Showalter (1999) menciona a necessidade de se construir também um discurso crítico capaz de se desviar dos modelos masculinos, pois de nada vale ler uma obra essencialmente feminina, caso de Chiziane, e adotar um discurso analítico que a lança, reiteradamente, para uma posição periférica.

[...] em la práctica, la crítica feminista revisionista repara un agravio y se construye a partir de los modelos existentes. Nadie podría negar que la crítica feminista tiene afinidades con otras prácticas y metodologías críticas contemporáneas, y que el mejor trabajo es también el que posee mayor información. Sin embargo, la obsesión feminista de corregir, modificar, añadir, revisar, humanizar, o incluso atacar la teoría crítica masculina nos mantiene dependientes de ella y retrasa nuestro avance en resolver nuestros propios problemas teóricos. A lo que me refiero aquí por “crítica literaria masculina” es a un concepto de creatividad, historia literaria o interpretación histórica basado enteramente en la experiencia masculina, y proclamado como universal. (p. 80-81)

E segue defendendo que uma crítica feminista genuinamente centrada na mulher “Debe encontrar su propio objeto de estudio, su propio sistema, su propia teoría y su propia voz”. (p. 81).

Conforme nos assevera Gauthier (s/d) citado por Showalter (1999, p. 91)

Mientras las mujeres permanezcan silenciosas, estarán fuera del proceso histórico. Pero si comienzan a hablar y escribir como lo hacen los hombres, entrarán a la historia sojuzgadas y alienadas; ésta es una historia que, hablando lógicamente, su lenguaje debe romper.

Pensando desse modo, o silêncio das personagens femininas não equivale ao fechar-se em si mesmo; pelo contrário, estes momentos de isolamento se caracterizam pelo estabelecimento de uma oposição de vozes, pelo surgimento de uma tensão entre o pensamento das personagens e a palavra alheia. Bakhtin (1988) postula que a palavra é fenômeno ideológico por excelência, pois está impregnada de valores culturais que expressam as divergências e as opiniões da sociedade.
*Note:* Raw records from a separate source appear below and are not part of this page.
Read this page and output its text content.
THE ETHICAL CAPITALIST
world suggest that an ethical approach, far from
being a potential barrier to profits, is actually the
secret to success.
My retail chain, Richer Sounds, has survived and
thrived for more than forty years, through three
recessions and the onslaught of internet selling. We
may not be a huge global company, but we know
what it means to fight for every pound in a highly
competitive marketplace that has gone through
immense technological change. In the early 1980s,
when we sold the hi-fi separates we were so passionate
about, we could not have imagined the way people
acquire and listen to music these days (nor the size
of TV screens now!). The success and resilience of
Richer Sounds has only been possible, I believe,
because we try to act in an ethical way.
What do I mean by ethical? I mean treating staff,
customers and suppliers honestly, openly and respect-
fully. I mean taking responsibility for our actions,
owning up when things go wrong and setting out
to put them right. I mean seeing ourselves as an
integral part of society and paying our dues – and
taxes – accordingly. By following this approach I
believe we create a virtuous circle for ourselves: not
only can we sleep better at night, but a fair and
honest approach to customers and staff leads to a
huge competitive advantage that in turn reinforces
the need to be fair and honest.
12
Na história da língua literária trava-se um conflito com aquilo que é oficial, com aquilo que está afastado da zona de contato, com os diversos aspectos e graus de autoritarismo. Assim, a palavra está integrada na zona de contato e conseqüentemente têm lugar as transformações semânticas e expressivas (entoativas): o enfraquecimento e a redução de seu modo metafórico, a reificação, a concretização, a redução ao nível do cotidiano, etc. (p. 145)

Fazendo do (re)lembrar um momento privilegiado a partir do qual o conhecimento é gerado, O Alegre Canto da Perdiz apresenta uma narradora que concede visibilidade e voz às personagens femininas negras apontando para as possibilidades de ser e de estar no mundo. Personagens que desejam inscrever sua própria história na História da Zambézia.